The Company’s tenancy, held by it from Mr and Mrs Cussinel, did not cease to exist when the Company was dissolved on 31 January 2017. Instead it became classified as “bona vacantia”, the legal term for property without an owner which is applied to the property of people who die without making a will and the property of dissolved companies. Such property does not cease to exist, but vests in the Crown.
Because the superior tenancy did not come to an end nothing in section 18, 1988 Act had the effect of creating a direct relationship of landlord and tenant between the tenants in this case and Mr and Mrs Cussinel. The fourth and most important step in the tenants’ argument cannot be substantiated. It follows that evidence about the fate of the Company would not have made any difference to the outcome of the proceedings before the FTT. In particular, it could not have justified a finding that Mr and Mrs Cussinel were the landlords of the tenants for the purpose of section 40, 2016 Act.
For these reasons I refuse to admit the additional evidence on which the tenants wish to rely because it could make no difference to the outcome of the appeal.
When I gave directions for submissions to be made in writing on the application to admit new evidence I directed that the tenants should also state whether, if the application was refused, they would still ask the Tribunal to dismiss the appeal of Mr and Mrs Cussinel against the FTT’s decision. If they would, they were directed to explain the basis on which they would argue that the FTT’s decision should be upheld in view of the Supreme Court’s decision in Rakusen.

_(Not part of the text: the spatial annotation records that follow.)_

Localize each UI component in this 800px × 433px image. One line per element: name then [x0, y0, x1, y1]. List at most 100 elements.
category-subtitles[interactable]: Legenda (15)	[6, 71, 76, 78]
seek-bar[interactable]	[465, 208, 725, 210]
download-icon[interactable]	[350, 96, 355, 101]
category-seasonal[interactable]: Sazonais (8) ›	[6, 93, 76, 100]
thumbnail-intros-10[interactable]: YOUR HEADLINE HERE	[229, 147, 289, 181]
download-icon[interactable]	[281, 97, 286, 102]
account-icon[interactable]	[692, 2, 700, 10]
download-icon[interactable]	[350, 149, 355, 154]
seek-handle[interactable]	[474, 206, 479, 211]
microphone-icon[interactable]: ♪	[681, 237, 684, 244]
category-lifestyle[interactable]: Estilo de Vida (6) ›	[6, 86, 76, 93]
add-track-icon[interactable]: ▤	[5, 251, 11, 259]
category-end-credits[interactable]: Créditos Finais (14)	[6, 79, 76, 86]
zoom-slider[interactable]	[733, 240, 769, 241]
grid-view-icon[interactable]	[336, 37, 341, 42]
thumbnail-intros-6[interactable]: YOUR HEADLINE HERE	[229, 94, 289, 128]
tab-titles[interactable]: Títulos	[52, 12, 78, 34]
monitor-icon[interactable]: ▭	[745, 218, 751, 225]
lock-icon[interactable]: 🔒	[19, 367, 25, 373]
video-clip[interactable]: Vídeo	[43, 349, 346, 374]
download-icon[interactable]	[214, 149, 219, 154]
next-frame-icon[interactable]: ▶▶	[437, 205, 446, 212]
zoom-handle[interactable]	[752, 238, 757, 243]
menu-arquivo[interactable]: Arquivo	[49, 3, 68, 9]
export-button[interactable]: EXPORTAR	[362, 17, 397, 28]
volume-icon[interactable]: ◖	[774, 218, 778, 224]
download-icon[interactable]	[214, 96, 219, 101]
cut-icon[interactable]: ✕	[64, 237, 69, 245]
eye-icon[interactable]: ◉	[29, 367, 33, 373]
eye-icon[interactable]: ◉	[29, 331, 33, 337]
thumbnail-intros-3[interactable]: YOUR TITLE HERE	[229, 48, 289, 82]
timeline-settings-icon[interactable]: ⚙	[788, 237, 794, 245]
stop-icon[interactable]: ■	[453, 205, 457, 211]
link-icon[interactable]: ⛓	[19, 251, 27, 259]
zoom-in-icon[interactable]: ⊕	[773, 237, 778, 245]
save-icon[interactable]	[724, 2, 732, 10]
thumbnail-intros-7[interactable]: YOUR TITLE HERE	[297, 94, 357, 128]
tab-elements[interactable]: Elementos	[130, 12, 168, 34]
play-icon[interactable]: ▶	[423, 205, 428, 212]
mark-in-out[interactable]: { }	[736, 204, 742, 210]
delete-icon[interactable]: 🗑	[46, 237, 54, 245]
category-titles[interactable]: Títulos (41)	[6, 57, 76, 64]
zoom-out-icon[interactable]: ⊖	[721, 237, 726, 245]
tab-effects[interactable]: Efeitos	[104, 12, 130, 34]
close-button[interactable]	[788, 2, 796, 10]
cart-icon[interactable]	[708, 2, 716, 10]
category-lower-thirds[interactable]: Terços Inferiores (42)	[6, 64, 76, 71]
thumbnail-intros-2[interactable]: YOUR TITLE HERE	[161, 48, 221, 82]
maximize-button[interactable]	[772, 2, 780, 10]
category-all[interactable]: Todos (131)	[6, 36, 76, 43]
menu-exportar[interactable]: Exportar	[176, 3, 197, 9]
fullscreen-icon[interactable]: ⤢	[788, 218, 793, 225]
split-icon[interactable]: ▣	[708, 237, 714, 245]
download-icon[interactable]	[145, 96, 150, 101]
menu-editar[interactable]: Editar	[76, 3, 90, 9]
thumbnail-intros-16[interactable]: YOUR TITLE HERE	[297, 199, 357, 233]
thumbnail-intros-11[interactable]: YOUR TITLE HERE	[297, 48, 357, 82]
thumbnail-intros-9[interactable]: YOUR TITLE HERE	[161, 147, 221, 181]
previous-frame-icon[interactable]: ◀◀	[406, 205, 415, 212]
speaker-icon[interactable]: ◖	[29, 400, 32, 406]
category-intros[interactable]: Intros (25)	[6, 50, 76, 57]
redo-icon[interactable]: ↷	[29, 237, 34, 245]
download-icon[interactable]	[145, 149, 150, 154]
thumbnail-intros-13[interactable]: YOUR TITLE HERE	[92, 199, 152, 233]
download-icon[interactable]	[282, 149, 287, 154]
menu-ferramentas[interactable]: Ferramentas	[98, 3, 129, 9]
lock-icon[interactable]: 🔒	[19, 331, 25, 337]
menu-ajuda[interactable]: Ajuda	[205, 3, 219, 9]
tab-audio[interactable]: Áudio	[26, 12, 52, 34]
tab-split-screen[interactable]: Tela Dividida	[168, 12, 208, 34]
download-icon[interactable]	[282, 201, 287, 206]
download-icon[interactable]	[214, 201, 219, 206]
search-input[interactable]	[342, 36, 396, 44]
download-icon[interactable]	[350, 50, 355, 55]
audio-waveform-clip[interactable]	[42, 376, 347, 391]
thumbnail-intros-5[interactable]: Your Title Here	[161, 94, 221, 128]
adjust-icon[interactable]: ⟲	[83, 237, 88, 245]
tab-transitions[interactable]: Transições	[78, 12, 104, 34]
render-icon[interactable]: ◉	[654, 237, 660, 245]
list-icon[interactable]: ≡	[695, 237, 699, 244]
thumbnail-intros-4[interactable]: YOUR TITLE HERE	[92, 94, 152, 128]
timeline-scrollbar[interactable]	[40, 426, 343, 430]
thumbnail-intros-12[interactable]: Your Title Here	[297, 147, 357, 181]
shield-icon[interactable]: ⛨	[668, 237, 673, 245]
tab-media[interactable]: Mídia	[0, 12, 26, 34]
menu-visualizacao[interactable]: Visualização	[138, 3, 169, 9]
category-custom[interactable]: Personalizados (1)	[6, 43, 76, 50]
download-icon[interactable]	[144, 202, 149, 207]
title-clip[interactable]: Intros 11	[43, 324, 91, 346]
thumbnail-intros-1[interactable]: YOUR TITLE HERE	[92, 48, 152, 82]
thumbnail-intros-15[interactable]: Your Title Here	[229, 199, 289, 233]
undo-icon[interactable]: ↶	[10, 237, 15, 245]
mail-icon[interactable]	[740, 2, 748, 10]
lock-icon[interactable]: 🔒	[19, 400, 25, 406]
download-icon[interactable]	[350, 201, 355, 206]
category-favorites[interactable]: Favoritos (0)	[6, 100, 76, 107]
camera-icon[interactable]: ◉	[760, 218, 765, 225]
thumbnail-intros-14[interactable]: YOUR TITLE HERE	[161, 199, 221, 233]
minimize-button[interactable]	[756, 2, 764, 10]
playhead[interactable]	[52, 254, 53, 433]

The only basis on which the tenants have indicated that they wish to continue to resist the appeal is on the grounds that Mr Manero was the agent of Mr and Mrs Cussinel. But the FTT considered that proposition and rejected it on the evidence; no different evidence is available and nothing has been said by the tenants in their submissions to undermine the FTT’s finding of fact. I am therefore minded to treat the tenants’ application to admit new evidence as an application for permission to appeal out of time against the FTT’s finding of fact that no agency relationship existed, then to dismiss that application and finally to allow the appeal of Mr and Mrs Cussinel without listing the matter for hearing. If the tenants wish to suggest any reason why I should not adopt that course they may do so within 14 days of the date this decision is sent to their representatives. If nothing further is received within that period the appeal will be allowed, the FTT’s decision of 14 June 2021 will be set aside and the tenants’ application for rent repayment orders will stand dismissed without further order.
Martin Rodger KC,
Deputy Chamber President
25 September 2023
Right of appeal
Any party has a right of appeal to the Court of Appeal on any point of law arising from this decision. The right of appeal may be exercised only with permission. An application for permission to appeal to the Court of Appeal must be sent or delivered to the Tribunal so that it is received within 1 month after the date on which this decision is sent to the parties (unless an application for costs is made within 14 days of the decision being sent to the parties, in which case an application for permission to appeal must be made within 1 month of the date on which the Tribunal’s decision on costs is sent to the parties). An application for permission to appeal must identify the decision of the Tribunal to which it relates, identify the alleged error or errors of law in the decision, and state the result the party making the application is seeking. If the Tribunal refuses permission to appeal a further application may then be made to the Court of Appeal for permission.